Some people escape stress by reading a book, others like to watch a movie, whichever works for you – do it, just make sure the book or the movie is in English. Reading a book in English will help you learn new sentence structures, linking words, vocabulary, spelling, increase your reading speed, all at the same time as transporting you into another reality. Watching a movie can improve your Listening skills, Pronunciation, Speaking in general, you can learn some new idioms and expressions, and of course it’s a really fun way to spend an hour!

  • Remember your goal.

To keep your sanity and motivation, keep your eyes on the prize – the reason WHY you are taking IELTS. Because even if you don’t feel this way now, as soon as the situation is contained in your country (and hopefully in the world too), that goal will become even more important to you. Look at Hong Kong, for example – the IELTS exams were suspended there at first, but resumed as soon as the virus was contained. Other countries will follow the same pattern, and you want to be ready.

Remember that you are strong, and you will overcome this hardship. Then start proving it to yourself by preparing to ace your IELTS test!

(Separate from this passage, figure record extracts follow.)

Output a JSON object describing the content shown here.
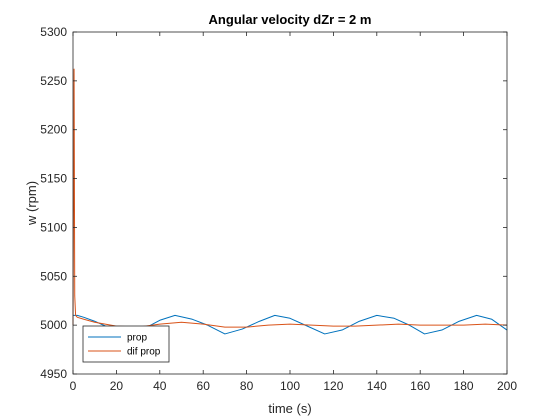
{
  "chart_data": {
    "type": "line",
    "title": "Angular velocity dZr = 2 m",
    "xlabel": "time (s)",
    "ylabel": "w (rpm)",
    "xlim": [
      0,
      200
    ],
    "ylim": [
      4950,
      5300
    ],
    "xticks": [
      0,
      20,
      40,
      60,
      80,
      100,
      120,
      140,
      160,
      180,
      200
    ],
    "yticks": [
      4950,
      5000,
      5050,
      5100,
      5150,
      5200,
      5250,
      5300
    ],
    "grid": false,
    "legend_position": "bottom-left",
    "series": [
      {
        "name": "prop",
        "color": "#0072BD",
        "x": [
          0,
          2,
          5,
          10,
          15,
          20,
          25,
          30,
          35,
          40,
          47,
          55,
          62,
          70,
          78,
          86,
          93,
          100,
          108,
          116,
          124,
          132,
          140,
          148,
          155,
          162,
          170,
          178,
          186,
          193,
          200
        ],
        "y": [
          5010,
          5010,
          5008,
          5004,
          4999,
          4995,
          4992,
          4994,
          4999,
          5005,
          5010,
          5006,
          5000,
          4991,
          4996,
          5004,
          5010,
          5007,
          4999,
          4991,
          4995,
          5004,
          5010,
          5007,
          5000,
          4991,
          4995,
          5004,
          5010,
          5006,
          4995
        ]
      },
      {
        "name": "dif prop",
        "color": "#D95319",
        "x": [
          0,
          0.5,
          0.8,
          1.2,
          2,
          5,
          10,
          20,
          30,
          40,
          50,
          60,
          70,
          80,
          90,
          100,
          110,
          120,
          130,
          140,
          150,
          160,
          170,
          180,
          190,
          200
        ],
        "y": [
          5000,
          5262,
          5030,
          5010,
          5008,
          5006,
          5003,
          4999,
          4998,
          5001,
          5003,
          5001,
          4998,
          4998,
          5000,
          5001,
          5000,
          4999,
          4999,
          5000,
          5001,
          5000,
          5000,
          5000,
          5001,
          5000
        ]
      }
    ]
  }
}
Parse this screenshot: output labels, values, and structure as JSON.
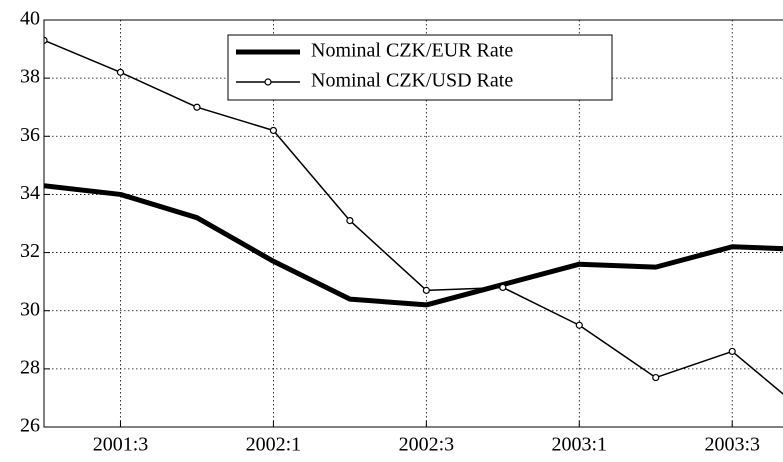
{
  "chart_data": {
    "type": "line",
    "x": [
      2001.25,
      2001.5,
      2001.75,
      2002.0,
      2002.25,
      2002.5,
      2002.75,
      2003.0,
      2003.25,
      2003.5,
      2003.75
    ],
    "series": [
      {
        "name": "Nominal CZK/EUR Rate",
        "color": "#000000",
        "values": [
          34.3,
          34.0,
          33.2,
          31.7,
          30.4,
          30.2,
          30.9,
          31.6,
          31.5,
          32.2,
          32.1
        ]
      },
      {
        "name": "Nominal CZK/USD Rate",
        "color": "#000000",
        "values": [
          39.3,
          38.2,
          37.0,
          36.2,
          33.1,
          30.7,
          30.8,
          29.5,
          27.7,
          28.6,
          26.4
        ]
      }
    ],
    "xlim": [
      2001.25,
      2003.666
    ],
    "xticks": [
      {
        "value": 2001.5,
        "label": "2001:3"
      },
      {
        "value": 2002.0,
        "label": "2002:1"
      },
      {
        "value": 2002.5,
        "label": "2002:3"
      },
      {
        "value": 2003.0,
        "label": "2003:1"
      },
      {
        "value": 2003.5,
        "label": "2003:3"
      }
    ],
    "ylim": [
      26,
      40
    ],
    "yticks": [
      26,
      28,
      30,
      32,
      34,
      36,
      38,
      40
    ],
    "grid": true
  }
}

  • Visualize your success.

You most likely heard this one preceding, that visualizing things helps you achieve them. But what does it actually mean ‘to visualize’? Surprisingly, not many people know. It means imagining things in detail, in a POSITIVE way. If you want to take IELTS and pass, don’t imagine going to the test centre, sitting down to do the Listening test and missing half the answers. Don’t imagine yourself failing. Imagine how you calmly sit down, put your headphones on, concentrate and tune out all the distractions, and how one by one you hear the answers and write them down in their spaces.

You are focused and confident; you know what you’re doing. This is visualizing and it prepares you for success.